Use a script to collect the titles from select/specified subreddits and use this collection to learn and predict the likelihood of a given title.
This is used to predict which subreddit a chosen title should belong too. It calculates the log likelihood through unigram and bigram distributions.
Python Collect_Titles.py [subreddit1] [subreddit2] [...]
Python Generate_Distributions.py [subreddit1] [subreddit2] [...]
Python Find_Best_Fit.py [subreddit1 [subreddit2] [...]
Java RefitDictionary [total file] [output file]
Java CreateDistributions [training file]
Java TitleModeling [subreddit] ["phrase to check likelihood for"]
Java SimWrapper [subreddit] ["phrase to check likelihood for"]
SimWrapper (Java)
Collect_Titles (Python)
Generate_Distributions (Python)
Find_Best_Fit (Python)
CreateDistributions (Java)
RefitDictionary (Java)
TitleModeling (Java)
Additional Files
The script acesses reddit through PRAW. Reddit requires bots to not make requests more than 30 requests per minute so it is built in to make a request for data every 2 seconds. Each request can fetch 100 posts. Reddit also only caches the top 1,000 posts per time range (new, hot, top).
This set of programs will generate the data used for the prediction into text files, if run to its full extent it can generate for a list of N subreddits. This as of now generates 3 files per subreddit: Dictionary/Training File, Unigram Distribution, and Bigram Distribution. As to not clog up the file Collect_Titles being the first one to run attempts to also create the folder Training_Files to store all of these.
When running the Python scripts if you pass in "top" as the only parameter it will scroll through the list of the top subreddits. This list was gathered from http://redditlist.com/ and copy and pasted in a file called "TopSubreddits.txt" within the Training_Files folder. A script in Converter converts it from its nasty formatting into a list for the python scripts and Java apps to use.
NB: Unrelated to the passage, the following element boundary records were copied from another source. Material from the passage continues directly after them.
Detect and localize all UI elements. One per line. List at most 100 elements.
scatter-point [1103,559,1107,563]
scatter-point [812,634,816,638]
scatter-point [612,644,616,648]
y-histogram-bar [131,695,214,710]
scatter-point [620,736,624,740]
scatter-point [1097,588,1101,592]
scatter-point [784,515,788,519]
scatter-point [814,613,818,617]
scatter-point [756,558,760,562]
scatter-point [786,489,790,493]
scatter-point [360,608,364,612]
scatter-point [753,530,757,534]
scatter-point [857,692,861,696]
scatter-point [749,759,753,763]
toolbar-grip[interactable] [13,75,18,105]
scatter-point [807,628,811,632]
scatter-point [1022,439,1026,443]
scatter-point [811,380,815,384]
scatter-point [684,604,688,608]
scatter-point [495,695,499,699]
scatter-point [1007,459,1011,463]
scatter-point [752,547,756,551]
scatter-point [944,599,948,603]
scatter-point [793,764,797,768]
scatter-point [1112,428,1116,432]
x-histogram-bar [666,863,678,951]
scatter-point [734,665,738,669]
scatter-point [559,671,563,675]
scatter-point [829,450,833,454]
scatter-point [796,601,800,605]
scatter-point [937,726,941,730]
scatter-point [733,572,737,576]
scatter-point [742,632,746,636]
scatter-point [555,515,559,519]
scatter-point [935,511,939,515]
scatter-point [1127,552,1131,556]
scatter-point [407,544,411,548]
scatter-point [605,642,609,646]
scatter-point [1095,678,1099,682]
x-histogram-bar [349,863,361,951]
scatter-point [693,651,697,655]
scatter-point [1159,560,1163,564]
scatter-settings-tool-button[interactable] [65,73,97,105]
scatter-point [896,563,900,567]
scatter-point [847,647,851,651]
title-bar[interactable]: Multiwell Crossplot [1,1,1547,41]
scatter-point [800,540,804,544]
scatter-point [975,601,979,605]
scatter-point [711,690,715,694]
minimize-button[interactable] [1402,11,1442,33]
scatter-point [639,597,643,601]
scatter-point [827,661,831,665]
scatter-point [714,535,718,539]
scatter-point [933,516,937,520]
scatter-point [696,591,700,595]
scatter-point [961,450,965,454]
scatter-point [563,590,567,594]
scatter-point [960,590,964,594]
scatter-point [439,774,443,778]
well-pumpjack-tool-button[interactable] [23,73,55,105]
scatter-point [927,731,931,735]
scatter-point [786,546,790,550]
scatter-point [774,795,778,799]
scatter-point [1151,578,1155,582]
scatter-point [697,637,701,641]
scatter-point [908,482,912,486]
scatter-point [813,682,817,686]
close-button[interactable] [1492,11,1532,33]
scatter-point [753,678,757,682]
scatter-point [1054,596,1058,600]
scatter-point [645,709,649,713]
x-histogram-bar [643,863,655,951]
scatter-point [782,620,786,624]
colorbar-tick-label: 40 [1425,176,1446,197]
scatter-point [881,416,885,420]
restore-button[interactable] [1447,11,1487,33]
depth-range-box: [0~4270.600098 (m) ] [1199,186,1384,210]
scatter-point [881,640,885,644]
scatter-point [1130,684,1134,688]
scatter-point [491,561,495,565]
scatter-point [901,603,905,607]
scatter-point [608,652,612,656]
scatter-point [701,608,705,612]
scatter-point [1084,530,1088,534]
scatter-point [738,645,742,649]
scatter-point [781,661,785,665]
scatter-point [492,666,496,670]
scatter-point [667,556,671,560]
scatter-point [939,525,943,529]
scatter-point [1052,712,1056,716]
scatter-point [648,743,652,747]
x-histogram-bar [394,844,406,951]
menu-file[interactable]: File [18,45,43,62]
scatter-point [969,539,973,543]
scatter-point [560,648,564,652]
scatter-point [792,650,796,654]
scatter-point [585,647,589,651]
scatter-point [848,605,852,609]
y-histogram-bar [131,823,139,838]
This "top" parameter will allow you to collect and learn from as much data as you want.
The program makes efficient use of hashtables to model and learn from the distributions and to perform the prediction. The time cost of it has been drastically cut down since the prototype. However the stall is largely due to: 1) Accessing Reddit itself for the data as their are caps on requests per minute 2) Creating the distributions from the initial data
Moving from Scanner to BufferedReaders as well as a wrapper for creating the Distribution has massively increased the speed of program. As of now once the distributions are created the simulation can run through the top 250 subreddits and determine order the likelihood of each in under 1.5 seconds.
This was inspired by a desire to practice Python, a personal desire to see if its possible to model and predict titles off of Reddit, and make combine this with an algorithm learned through my studies at UCSD. The algorithm was developed for a Artificial Intelligence class via probabilistic reasoning.